Just criticism of illiberal practices is one thing. But instead of vilifying current Polish authorities, it makes more sense to analyse the impact of their left-leaning economic policies on reducing social inequality, and ask why it might be that the Law and Justice Party remains the most popular political force in the country.
Anton Shekhovtsov, Centre for Democratic Integrity
Money talks
Ben Chu’s analysis of money (“What you need to know about…” July) is right about a great deal. His eight-year-old daughter’s description of what money is—“something you use to buy things with”—is not merely right, it is more succinct than most economics textbooks.
But having cleared up what makes it unique, the question of what gives money its value remains. When money could be converted to gold, the answer seemed clear. Modern money, by contrast, comes in the form of valueless pieces of paper or digits on a screen. Chu is too generous to chartalism, the idea that money has value because the government forces us to pay taxes with it. We would hardly value money less if our taxes were reduced.
We’d do better to listen to David Hume. He was the first proponent of the idea that there are three “spontaneous institutions” in human society: language, law and money. Money has much in common with language. The value to the individual derives from the fact that these things are used by others. Most local dialects struggle to survive and die out as societies develop—and an entirely private language would be useless.
There may be lessons here for cryptocurrencies. New digital tenders seem to pop up almost daily, but the most boring technology—that of dollars, pounds and euros—is used by everyone, and so is likely to remain dominant.
Eric Lonergan, author and macro fund manager
Back down to earth
What we really need to question is not whether space exploration is worthwhile (“The duel,” July) but our deeper motives for cosmic travel. We should not be driven by an imperialist impulse to conquer and pillage new territory. We must not give up on our own planet only to find new habitats to destroy. Before leaving for the stars, the priority should be stopping the climate catastrophe at home.
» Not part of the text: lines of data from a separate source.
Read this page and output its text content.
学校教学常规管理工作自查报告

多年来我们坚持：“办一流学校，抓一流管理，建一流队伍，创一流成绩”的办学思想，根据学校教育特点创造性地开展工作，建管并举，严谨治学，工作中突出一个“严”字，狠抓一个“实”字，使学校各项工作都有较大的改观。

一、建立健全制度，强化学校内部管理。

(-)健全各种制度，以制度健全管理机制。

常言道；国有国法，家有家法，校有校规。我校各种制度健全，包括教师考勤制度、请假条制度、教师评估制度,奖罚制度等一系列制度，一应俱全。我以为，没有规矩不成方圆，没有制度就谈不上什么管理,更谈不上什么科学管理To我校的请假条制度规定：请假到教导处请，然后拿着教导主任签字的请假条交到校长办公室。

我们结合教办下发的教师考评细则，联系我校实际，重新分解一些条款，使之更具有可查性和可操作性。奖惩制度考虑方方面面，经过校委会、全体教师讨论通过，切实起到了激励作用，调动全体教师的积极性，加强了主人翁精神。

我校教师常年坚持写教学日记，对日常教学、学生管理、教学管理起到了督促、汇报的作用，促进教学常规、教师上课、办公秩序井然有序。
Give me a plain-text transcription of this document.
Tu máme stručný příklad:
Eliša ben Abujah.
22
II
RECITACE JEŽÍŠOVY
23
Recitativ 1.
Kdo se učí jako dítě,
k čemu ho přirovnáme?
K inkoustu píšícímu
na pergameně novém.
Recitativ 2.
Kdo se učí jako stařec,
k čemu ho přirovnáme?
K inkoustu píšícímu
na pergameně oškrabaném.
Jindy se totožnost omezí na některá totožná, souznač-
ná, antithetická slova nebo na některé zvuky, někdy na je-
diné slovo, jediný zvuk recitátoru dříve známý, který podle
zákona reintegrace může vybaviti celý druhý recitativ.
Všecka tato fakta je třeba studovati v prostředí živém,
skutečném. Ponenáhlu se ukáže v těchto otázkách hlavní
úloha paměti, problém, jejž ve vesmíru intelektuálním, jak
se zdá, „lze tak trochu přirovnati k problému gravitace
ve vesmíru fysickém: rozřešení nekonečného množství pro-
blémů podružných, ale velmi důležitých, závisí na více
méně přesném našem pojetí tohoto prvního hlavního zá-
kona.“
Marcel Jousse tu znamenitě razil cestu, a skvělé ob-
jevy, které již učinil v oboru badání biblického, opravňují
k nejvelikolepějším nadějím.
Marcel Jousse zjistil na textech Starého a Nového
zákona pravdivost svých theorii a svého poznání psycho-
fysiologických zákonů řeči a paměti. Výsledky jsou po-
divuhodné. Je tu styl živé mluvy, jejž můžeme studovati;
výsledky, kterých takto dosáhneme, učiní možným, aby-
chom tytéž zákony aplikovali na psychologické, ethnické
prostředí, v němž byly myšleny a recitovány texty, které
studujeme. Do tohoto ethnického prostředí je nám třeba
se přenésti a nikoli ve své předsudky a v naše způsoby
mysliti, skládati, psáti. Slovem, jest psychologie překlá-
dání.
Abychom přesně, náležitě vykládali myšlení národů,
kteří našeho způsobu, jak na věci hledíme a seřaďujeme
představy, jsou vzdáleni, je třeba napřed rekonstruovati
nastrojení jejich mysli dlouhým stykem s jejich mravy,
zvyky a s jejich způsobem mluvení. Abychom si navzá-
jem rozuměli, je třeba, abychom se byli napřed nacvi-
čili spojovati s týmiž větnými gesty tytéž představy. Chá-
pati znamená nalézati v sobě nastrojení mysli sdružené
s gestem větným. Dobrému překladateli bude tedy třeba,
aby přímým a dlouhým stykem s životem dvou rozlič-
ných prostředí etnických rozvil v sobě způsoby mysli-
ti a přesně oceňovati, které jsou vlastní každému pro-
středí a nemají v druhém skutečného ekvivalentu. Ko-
Astronaut Chris Hadfield, a former commander of the International Space Station, sums it up when describing what it felt like to watch Earth from orbit: “We are small, so much smaller even than we may have thought. To me that’s not a frightening idea. It’s a helpful corrective to the frantic self-importance we are prone to as a species—and also a reminder to make the most of our moment on this beautiful, strange, durable yet fragile planet.”
It is the only one that we know of, to date, that has nurtured complex, intelligent lifeforms—let’s not shirk our cosmic responsibility. Time to become better stewards of our planet.